Strategic defaulters are underwater borrowers who intend to remedy their "upside-down situation" by simply walking away from their mortgages.
The Fox Business article paints a clear picture
of a 67-year-old strategic defaulter who is walking away from a $166,000 loan.
So is this man a distressed borrower who lost his job, fell ill or landed on unexpected hard times? No, not really. Those situations tend to garner sympathy, and rightfully so.
Instead, this man admits he collects two pensions, Social Security and generates additional income through a small business.
The defaulter also has the ability to make his payments, but lost his drive to do so when home values dropped, leaving him $45,000 underwater.
The borrower's attitude recently changed in other ways. He now wants to live in the city, but he can't sell his home in this economy. Even if he could, it's impossible to get back what he paid. It's a type of new-car syndrome, but on a large scale.
Yet rather than sticking it out, the homeowner called a firm that readily advises homeowners on how to strategically default on their mortgages. If the borrower gets his heart's desire, he will simply walk away from the mortgage, sending the home into foreclosure while remaining cash-rich and free to move on.
Good move, right?
Of course, his neighbors won't be so lucky. They will now be living next to an REO.
Call it the strategic default phenomenon, if you will, but it's more than a trend. It's a threat to the power of contracts and an attack against all Americans who are paying for the mortgage crisis in the form of tax dollars that supplement housing initiatives and maintenance on foreclosures. Not to mention that declining home values and tighter lending standards that are keeping new homeowners on the sidelines.
Mind you, we are not talking about those who are truly in distress. Foreclosures from unexpected life changes are a different beast altogether.
While businesses should not be excused for unethical practices, the idea that homeowners are committing a permissible sin by not paying affordable debt is not admirable.
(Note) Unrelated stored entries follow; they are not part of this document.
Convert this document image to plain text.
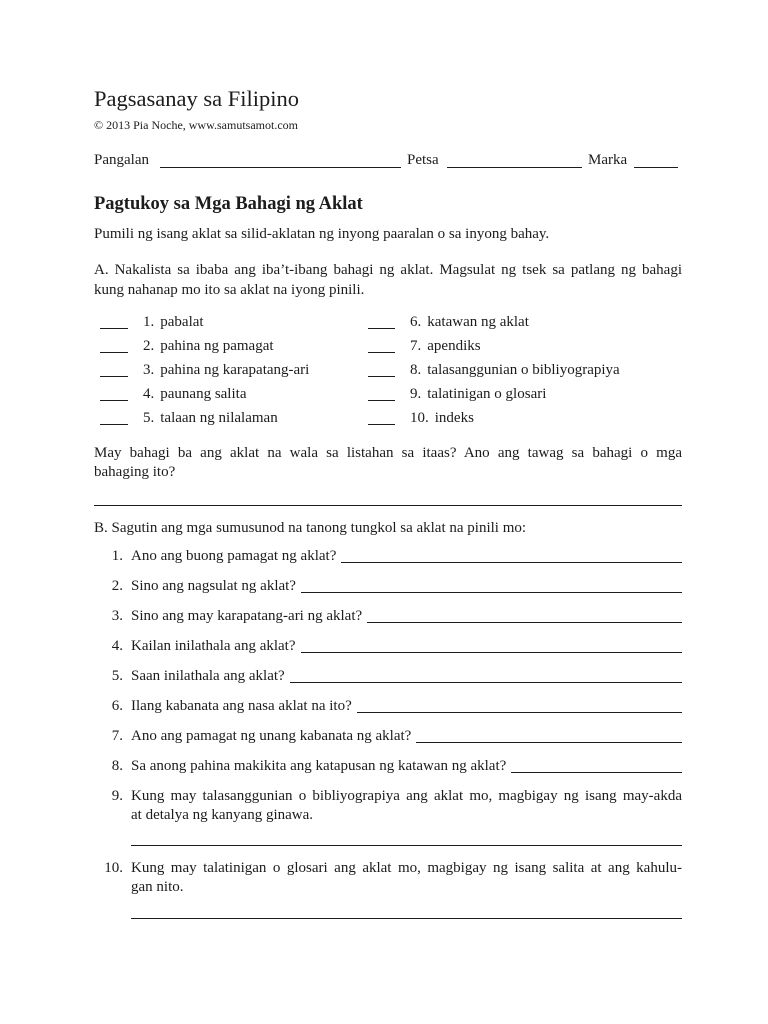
Pagsasanay sa Filipino
© 2013 Pia Noche, www.samutsamot.com
Pangalan	Petsa	Marka
Pagtukoy sa Mga Bahagi ng Aklat
Pumili ng isang aklat sa silid-aklatan ng inyong paaralan o sa inyong bahay.
A. Nakalista sa ibaba ang iba’t-ibang bahagi ng aklat. Magsulat ng tsek sa patlang ng bahagi
kung nahanap mo ito sa aklat na iyong pinili.
1. pabalat
2. pahina ng pamagat
3. pahina ng karapatang-ari
4. paunang salita
5. talaan ng nilalaman
6. katawan ng aklat
7. apendiks
8. talasanggunian o bibliyograpiya
9. talatinigan o glosari
10. indeks
May bahagi ba ang aklat na wala sa listahan sa itaas? Ano ang tawag sa bahagi o mga
bahaging ito?
B. Sagutin ang mga sumusunod na tanong tungkol sa aklat na pinili mo:
1. Ano ang buong pamagat ng aklat?
2. Sino ang nagsulat ng aklat?
3. Sino ang may karapatang-ari ng aklat?
4. Kailan inilathala ang aklat?
5. Saan inilathala ang aklat?
6. Ilang kabanata ang nasa aklat na ito?
7. Ano ang pamagat ng unang kabanata ng aklat?
8. Sa anong pahina makikita ang katapusan ng katawan ng aklat?
9. Kung may talasanggunian o bibliyograpiya ang aklat mo, magbigay ng isang may-akda
at detalya ng kanyang ginawa.
10. Kung may talatinigan o glosari ang aklat mo, magbigay ng isang salita at ang kahulu-
gan nito.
In fact, it's an insult to borrowers who never bought in the bubble and to other homeowners who keep paying on underwater mortgages despite their frustrations.
A few months ago, an attorney working in default raised the following question: What if the strategic defaulter had made money on the same house? If he bought the home for $144,000 and gained a $20,000 profit, could the originator then call the borrower and ask him to split the earnings?
F. Scott Fitzgerald's famous American novel, "The Great Gatsby," dealt with a similar phenomenon in his time. While Fitzgerald's rant against the "careless people" of society in Gatsby was interpreted as an assault against rich aristocrats, his rant was more about carelessness in general. And the principle goes across class boundaries. In his worldview, those who are careless make decisions without consequences. They enjoy the fruits of the high-rolling times and let others pick up the tab when things go bad.
Certainly in the mortgage crisis there were many people and companies who were careless. But the idea that strategic defaulters are common heroes pushing back against a rigged system is the biggest slap in the face to all homeowners who bought into the American Dream only to be stung by the mortgage crisis.